Mutluluğunuzu hiç bir başkasının gözünde gördünüz mü? İlla ki görmüşsünüzdür. Peki ya, mutluluğa sebep siz oldunuz mu? Tabii ki oldunuz peki, o an neler hissettiğinizi hatırlıyor musunuz?
Hatırlamıyorsanız önemli değil ama hatırlıyorsanız bunu neden daha sık yapmıyorsunuz? Mutluluğa sebep olacak tonlarca sebep varken, biz seçici davranıyoruz. Direkt olarak bizim mutluluğumuza odaklanıyoruz. Aslında pek çok yönden dolaylı olarak da mutlu olmak mümkün.
Her zamanki gibi bahaneler üretmeye başlayabilirsiniz. Bu çok normal, çünkü çoğumuz ya yorulduk mutluluk peşinde koşmaktan ya da armudun pişip ağzımıza düşmesini bekliyoruz.
Mutluluğa Çıkan En Kolay Yol: Hediyeler
Kim hediye alınca mutlu olmaz? Evet, olmayanlar var. Bir başkasından hediye beklerken, istemediğinden hediye alanlar. Çok fazla hediye aldığı için mahcup olanlar. Beklediği hediyeyi alamayanlar. Hediyeyi beğenmeyeler gibi gibi. Ben de diyorum ki, beklemeyin. Siz hediyeler verip şaşırtın insanları.
Hediye vermek, insanı zenginleştirmekle kalmayıp, yaratıcılığı arttırır. Estetik duygular kazandırması da cabası. Kitap alın mesela, bilgiyi çoğaltın. Tıkanırsanız hediye konusunda, yaratıcılığınızı konuşturun. Kararsız kalın ama en kullanışlısını, ömürlüğü seçebilmeyi öğrenin.
“Ben hiç beceremiyorum hediye almayı.” diyenler de vardır mutlaka. Alın elinize bir kalem ve kağıt, alabileceğiniz hediyeleri yazın. Aslıdan tahmin ettiğinizden bile çoktur hediyeler. Verdiğiniz zamansa sevdiklerinize, başka hiçbir yerde yaşayamayacağınız mutluluğu hissedeceksiniz. Daha önce yaşadığınız duyguyu tekrar yaşayacak ve daha güzellerini hissedeceksiniz.
Birini mutlu etmekten daha güzel bir yol bilmiyorum. Sizi iyi hissettirmesi dışında, onun mutsuzluklarına da çözüm olursunuz belki.
Hiç hediye vermeden hep almak olmaz tabii ki. Size hediye gelmiyorsa, belki siz vermediğiniz içindir. Hak etmediğiniz için değil. Göremedikleri ya da yanlış anladıkları için olabilir. Göstermeye can atın. Mutlu olmayı herkes hak eder.
Hediye Vermek
Hediye vermek: değer verdiğinizin bir kanıtıdır. İnsana önemsendiğini hissettirir. Önemsenmek ise gerçekten ihtiyaç duyduğumuz duygular arasındadır.

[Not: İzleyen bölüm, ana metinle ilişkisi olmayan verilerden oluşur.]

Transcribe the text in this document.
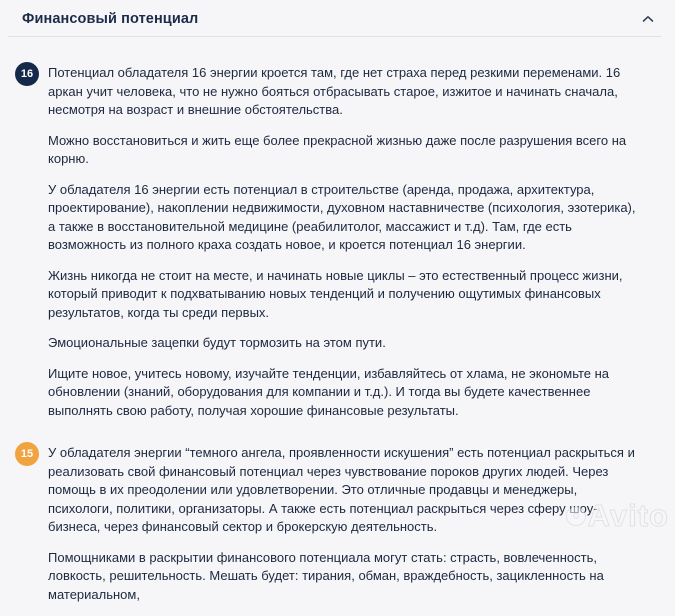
Финансовый потенциал
16	Потенциал обладателя 16 энергии кроется там, где нет страха перед резкими переменами. 16 аркан учит человека, что не нужно бояться отбрасывать старое, изжитое и начинать сначала, несмотря на возраст и внешние обстоятельства.

Можно восстановиться и жить еще более прекрасной жизнью даже после разрушения всего на корню.

У обладателя 16 энергии есть потенциал в строительстве (аренда, продажа, архитектура, проектирование), накоплении недвижимости, духовном наставничестве (психология, эзотерика), а также в восстановительной медицине (реабилитолог, массажист и т.д). Там, где есть возможность из полного краха создать новое, и кроется потенциал 16 энергии.

Жизнь никогда не стоит на месте, и начинать новые циклы – это естественный процесс жизни, который приводит к подхватыванию новых тенденций и получению ощутимых финансовых результатов, когда ты среди первых.

Эмоциональные зацепки будут тормозить на этом пути.

Ищите новое, учитесь новому, изучайте тенденции, избавляйтесь от хлама, не экономьте на обновлении (знаний, оборудования для компании и т.д.). И тогда вы будете качественнее выполнять свою работу, получая хорошие финансовые результаты.

15	У обладателя энергии “темного ангела, проявленности искушения” есть потенциал раскрыться и реализовать свой финансовый потенциал через чувствование пороков других людей. Через помощь в их преодолении или удовлетворении. Это отличные продавцы и менеджеры, психологи, политики, организаторы. А также есть потенциал раскрыться через сферу шоу-бизнеса, через финансовый сектор и брокерскую деятельность.

Помощниками в раскрытии финансового потенциала могут стать: страсть, вовлеченность, ловкость, решительность. Мешать будет: тирания, обман, враждебность, зацикленность на материальном,

Avito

Hediye vermek: Paylaşmayı bilmektir. Elinizdeki imkanı, sahip olduklarınızı, manevi ve maddi duygularınızı sevdiklerinize bölmektir. Kendi imkanlarınızı paylaşmanız, başkalarının da sizinle paylaşmasını sağlar bir de. Eksilmek yerine çoğalırsınız.
Hediye vermek: Her zaman para harcamayı gerektirmez. Karşınızdaki gerçekten değer veriyorsa size, ne alırsanız alın, ne yaparsanız yapın zaten mutlu olacaktır.
Hediye vermek: Yaratıcılıktır. Kağıttan gemi ya da uçak yapıp, bir çocuğa vermek. O tebessümü hissedebilmenin ötesi yoktur sanırım.
Hediye vermek: Estetiktir. Karşınızdakinin mutluluğu için güzellikler katarsınız. Küçük notlar ya da süsler yerleştirirsiniz. En güzelini arasınız değer verdiğiniz insan için bu da sizin estetik duygunuzu geliştirir.
Elinizden hiçbiri gelmiyor ya da hediyelere para vermeyi kapitalist düzen nedeniyle sevmiyorsunuz. Olabilir ancak illa para harcamanız gerekmek. Çiçek koparıp, doğaya zarar vermenize de gerek yok. Saksı yapabilirsiniz bir bardaktan ve içine bir limon çekirdeği bırakırsınız. Ya da yeteneğiniz doğrultusunda şarkı söyler, resim yaparsınız. Bir fincan da ona kahve yapıp, kapının önünde yıldızları istersiniz. Yeter ki isteyin.